Eventually, they garnered success! From 2007, they were given 3 to 5 years with only 15 people to build the supercomputer. John E. Kelly III stepped in as IBM head and spearheaded the campaign together with Ferrucci to be ready by 2010. By the end of this timeline, Watson could now read over 200 million pages of content and could process 500 gigabytes or 1 million books per second.
In 2011, the series of matches would commence with Watson winning against Rutter and Jennings every time. Watson had won $1 million. However, IBM did not keep this money and instead donated 100% of it to the World Vision and the World Community Grid.
It was here that it was revealed that Watson’s actual functionality is for medical diagnosis, business analytics, and technology support. An absolutely great way of making use of a complex computer!
Watson The Vet Helper
In his final State of the Union address in 2016, Former President President President Barack Obama had asked former Vice-President (and now President) Joe Biden to lead the Cancer Moonshot project. This national research program could accelerate research for cancer treatments. This comes after Biden’s son, Beau, died because of cancer and after Congress had passed the 21st Century Cures Act.
This project is part of the National Cancer Moonshot initiative, where the goal was to invest over $1 billion in cancer research. These funds were distributed to the National Institutes of Health, the Food and Drug Administration, the Department of Defense, and most notably, the Department of Veterans Affairs. It also gained inspiration from former President Nixon’s initiatives to fight cancer back in 1971, signing the National Cancer Act.
Today, IBM’s Watson has 40,000 customers around the world, 10,000 of which are military veterans under the Department of Veterans Affairs public-private partnership. In 2018, the Department of Veterans Affairs and IBM Watson Health extended this partnership to help interpret cancer data to continually treat veterans, consisting of over 3.5% of the US cancer patients.
How does it exactly help? First, oncologists and pathologists obtain a tumor sample from any patient and analyze the tumor. The tumor is then checked for its genomes with the help of Watson, who checks for sequences within the cancer’s DNA to determine what mutations are present in the cancer patient. The doctors then use the information to treat veterans with cancer to target those specific mutations, ultimately helping save their lives. This alleviates patients from having to go through multiple tests and medication to identify what mutations their cancer has, which can be extremely costly and stressful.

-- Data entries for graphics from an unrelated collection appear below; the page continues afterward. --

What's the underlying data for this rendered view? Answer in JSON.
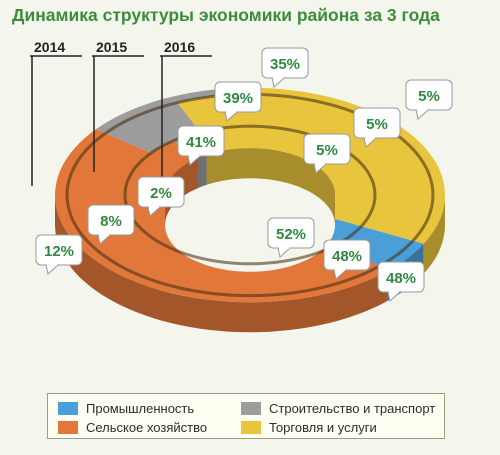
{
  "title": "Динамика структуры экономики района за 3 года",
  "colors": {
    "industry": "#4a9fd8",
    "agriculture": "#e2773a",
    "construction": "#9c9c9c",
    "trade": "#e9c43d",
    "label_text": "#2f8a3f",
    "title": "#3b8d3b"
  },
  "chart_data": {
    "type": "pie",
    "subtype": "concentric-3d-donut",
    "title": "Динамика структуры экономики района за 3 года",
    "categories": [
      "Промышленность",
      "Сельское хозяйство",
      "Строительство и транспорт",
      "Торговля и услуги"
    ],
    "series": [
      {
        "name": "2014",
        "values": [
          5,
          48,
          12,
          35
        ]
      },
      {
        "name": "2015",
        "values": [
          5,
          48,
          8,
          39
        ]
      },
      {
        "name": "2016",
        "values": [
          5,
          52,
          2,
          41
        ]
      }
    ],
    "legend_position": "bottom"
  },
  "labels": {
    "trade": [
      "35%",
      "39%",
      "41%"
    ],
    "industry": [
      "5%",
      "5%",
      "5%"
    ],
    "agriculture": [
      "48%",
      "48%",
      "52%"
    ],
    "construction": [
      "12%",
      "8%",
      "2%"
    ]
  },
  "year_labels": [
    "2014",
    "2015",
    "2016"
  ],
  "legend": [
    {
      "label": "Промышленность",
      "color_key": "industry"
    },
    {
      "label": "Строительство и транспорт",
      "color_key": "construction"
    },
    {
      "label": "Сельское хозяйство",
      "color_key": "agriculture"
    },
    {
      "label": "Торговля и услуги",
      "color_key": "trade"
    }
  ]
}
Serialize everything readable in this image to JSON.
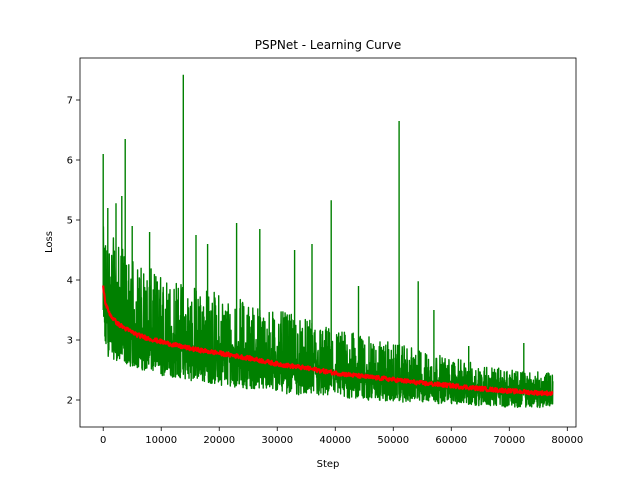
{
  "chart_data": {
    "type": "line",
    "title": "PSPNet - Learning Curve",
    "xlabel": "Step",
    "ylabel": "Loss",
    "xlim": [
      -4000,
      81500
    ],
    "ylim": [
      1.55,
      7.7
    ],
    "xticks": [
      0,
      10000,
      20000,
      30000,
      40000,
      50000,
      60000,
      70000,
      80000
    ],
    "xtick_labels": [
      "0",
      "10000",
      "20000",
      "30000",
      "40000",
      "50000",
      "60000",
      "70000",
      "80000"
    ],
    "yticks": [
      2,
      3,
      4,
      5,
      6,
      7
    ],
    "ytick_labels": [
      "2",
      "3",
      "4",
      "5",
      "6",
      "7"
    ],
    "grid": false,
    "legend": "none",
    "series": [
      {
        "color": "#008000",
        "style": "raw-noisy",
        "x_range": [
          0,
          77500
        ],
        "baseline_points": [
          [
            0,
            3.5
          ],
          [
            2000,
            3.05
          ],
          [
            5000,
            2.95
          ],
          [
            10000,
            2.85
          ],
          [
            20000,
            2.72
          ],
          [
            30000,
            2.58
          ],
          [
            40000,
            2.45
          ],
          [
            50000,
            2.33
          ],
          [
            60000,
            2.24
          ],
          [
            70000,
            2.16
          ],
          [
            77500,
            2.13
          ]
        ],
        "band_low": [
          [
            0,
            2.75
          ],
          [
            5000,
            2.55
          ],
          [
            10000,
            2.4
          ],
          [
            20000,
            2.25
          ],
          [
            30000,
            2.12
          ],
          [
            40000,
            2.02
          ],
          [
            50000,
            1.97
          ],
          [
            60000,
            1.93
          ],
          [
            70000,
            1.88
          ],
          [
            77500,
            1.87
          ]
        ],
        "band_high": [
          [
            0,
            4.9
          ],
          [
            5000,
            4.35
          ],
          [
            10000,
            4.1
          ],
          [
            20000,
            3.8
          ],
          [
            30000,
            3.5
          ],
          [
            40000,
            3.2
          ],
          [
            50000,
            2.95
          ],
          [
            60000,
            2.7
          ],
          [
            70000,
            2.5
          ],
          [
            77500,
            2.45
          ]
        ],
        "spikes": [
          [
            0,
            6.1
          ],
          [
            800,
            5.2
          ],
          [
            2200,
            5.28
          ],
          [
            3200,
            5.4
          ],
          [
            3800,
            6.35
          ],
          [
            5000,
            4.9
          ],
          [
            8000,
            4.8
          ],
          [
            13800,
            7.42
          ],
          [
            16000,
            4.75
          ],
          [
            18000,
            4.6
          ],
          [
            23000,
            4.95
          ],
          [
            27000,
            4.85
          ],
          [
            33000,
            4.5
          ],
          [
            36000,
            4.6
          ],
          [
            39300,
            5.33
          ],
          [
            44000,
            3.9
          ],
          [
            51000,
            6.65
          ],
          [
            54300,
            3.98
          ],
          [
            57000,
            3.5
          ],
          [
            63000,
            2.9
          ],
          [
            72500,
            2.95
          ]
        ]
      },
      {
        "color": "#ff0000",
        "style": "smoothed",
        "points": [
          [
            0,
            3.9
          ],
          [
            300,
            3.65
          ],
          [
            800,
            3.5
          ],
          [
            1500,
            3.38
          ],
          [
            2500,
            3.27
          ],
          [
            4000,
            3.18
          ],
          [
            6000,
            3.08
          ],
          [
            8000,
            3.02
          ],
          [
            10000,
            2.97
          ],
          [
            13000,
            2.9
          ],
          [
            16000,
            2.84
          ],
          [
            20000,
            2.78
          ],
          [
            25000,
            2.7
          ],
          [
            30000,
            2.6
          ],
          [
            35000,
            2.53
          ],
          [
            40000,
            2.45
          ],
          [
            45000,
            2.39
          ],
          [
            50000,
            2.34
          ],
          [
            55000,
            2.28
          ],
          [
            60000,
            2.24
          ],
          [
            65000,
            2.19
          ],
          [
            70000,
            2.15
          ],
          [
            75000,
            2.12
          ],
          [
            77500,
            2.11
          ]
        ]
      }
    ]
  }
}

Today, the Moonshot Initiative has 240 research projects and 70 cancer initiatives, improving immunotherapy, learning more about childhood cancers, and how to prevent cancer.
While Watson cannot treat cancer patients, it has helped researchers and doctors alike save vets who have cancer. IBM has recently sold portions of Watson Health after seeing and hearing reports that Watson’s functionality in healthcare was more complex than initially thought. Francisco Partners, a private equity group, has purchased databases and analytics tools such as Health Insights, MarketScan, Clinical Development, Social Programme Management, Micromedex, and other imaging and radiology tools.
Has Watson been a help to cancer patients at large? Yes, it has, however many observers had said that the revolutionary process Watson claimed to be for cancer is nowhere near that. The Moonshot Initiative is still ongoing. However, it’s unknown whether Watson is still a part of that project. Nonetheless, Watson will be known as a stepping stone for future cancer diagnostics technology in a field called machine learning for cancer patients and veterans all across the globe.